At night, my appetite is a mob that wants it all. It’s ready to burn a few buildings, loot and pillage. Who’s brave enough to face the mob?

 

I woke up from a dream of hunger and ate until I died.

 

In a world where nearly one billion people go to bed hungry every night, can I pause in gratitude before every bite? Not if I insist on doing something more interesting than being grateful: read a magazine; watch a movie; nibble on my thoughts, endless feast.

 

People don’t starve because there isn’t enough food in the world; there’s plenty of food. People starve because there isn’t enough awareness in the world of our fundamental connectedness, which results in political decisions based on fear and greed. Yet here I am, reaching for seconds before I’ve even finished what’s on my plate.

 

When I’m empty, I want to feel full. I’m full, I want to feel empty.

 

In 1953, at the age of eight, I went on my first diet. I lost twenty pounds, which I promptly gained back. I’ve been losing and gaining the same twenty pounds ever since. Even my brethren wandered in the desert only forty years. Haven’t I learned by now that eating “comfort food” when I’m feeling lonely or sad isn’t as comforting as tending compassionately to my feelings, really being here for myself? But I forget this. I distract myself with overeating, then with feeling guilty, then with the reformist zeal of a new diet, then with breaking the diet. Oh, the weight of my habits.

 

How odd that I still distance myself from my feelings, as if sadness itself were my enemy, a smooth-talking terrorist with one foot in the door.

 

“We get depressed,” my friend Manuel says, “when we stop being thankful for our pain.”

 

How long does it take to become enlightened? There’s a Buddhist parable about a bird with a silk scarf in its beak. Once every hundred years, the bird flies over a mile-high mountain; each time, the scarf brushes the peak. How long does it take before the mountain is worn away? It won’t do any good to rail at the bird for not flying faster. For not flying with a stick of dynamite in its beak.

 

Yesterday, I watched a friend eat a cookie. Just one cookie. He took such small bites. Later, he said he “loved” cookies. Imagine that! A love that doesn’t devour.

 

It’s better to feel what I’m feeling, no matter how difficult, than to embrace one more self-improvement scheme, one more fantasy of perfectibility. How tempting to imagine the future holds the key. If you lived here, the future advertises, you’d be home now.

 

Y. just returned from a meditation retreat where the teacher posted a sign that read, DO NOT IMPROVE.

 

I’ll never be perfect, never be the man I want to be.

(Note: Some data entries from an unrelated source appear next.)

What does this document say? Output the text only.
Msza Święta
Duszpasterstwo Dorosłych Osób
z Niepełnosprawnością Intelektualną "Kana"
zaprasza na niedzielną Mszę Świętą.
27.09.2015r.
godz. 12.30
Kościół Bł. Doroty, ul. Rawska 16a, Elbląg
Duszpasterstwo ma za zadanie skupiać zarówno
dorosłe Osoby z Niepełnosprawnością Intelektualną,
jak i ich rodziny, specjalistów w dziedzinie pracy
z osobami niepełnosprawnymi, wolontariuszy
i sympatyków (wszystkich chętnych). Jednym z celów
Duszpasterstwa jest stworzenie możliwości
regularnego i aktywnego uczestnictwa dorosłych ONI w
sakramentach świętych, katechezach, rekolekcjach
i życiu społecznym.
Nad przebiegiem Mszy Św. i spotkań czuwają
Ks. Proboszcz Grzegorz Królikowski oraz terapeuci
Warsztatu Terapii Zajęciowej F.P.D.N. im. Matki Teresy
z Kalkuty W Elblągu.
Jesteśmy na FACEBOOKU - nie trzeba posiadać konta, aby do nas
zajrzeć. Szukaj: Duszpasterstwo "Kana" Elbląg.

What would it mean to accept myself in spite of this? Nor will humanity ever be perfect. What would it mean to accept my brothers and sisters in spite of this?

 

As the Good Witch of the North tells Dorothy in The Wizard of Oz: “But you are home. All you have to do is wake up.”

 

I put down the book I’m reading, a book about mindfulness, and pour myself a cup of coffee. When I pick up the book again, I accidentally knock the cup to the floor. I realize, of course, what an opportunity this is for self-mockery. But would I jump in right now with a sarcastic comment if this had just happened to a friend? Can I simply be aware of what occurred without passing judgment? Living more mindfully means living more mindfully; it doesn’t mean judging myself for not being more mindful.

 

A friend wants to know if she’s the friend I mentioned in my January Notebook. “I’d rather not say,” I reply. “Besides, what difference does it make?” “Well,” she says, “you called me a big fat pig.” “That’s ridiculous,” I tell her. “All I wrote was that a friend had put on ‘quite a bit of weight.’ ” “It was me,” she insists. “Look,” I tell her, “the whole point was that I refused to make a judgment about my friend’s appearance.” “Except,” my friend says, laughing, “to call her a big fat pig.” She was so upset after she read what I’d written that, before going to bed, she asked God to turn me into an overweight, menopausal woman. Then, she says, she set her alarm for six the next morning and was in the gym by seven.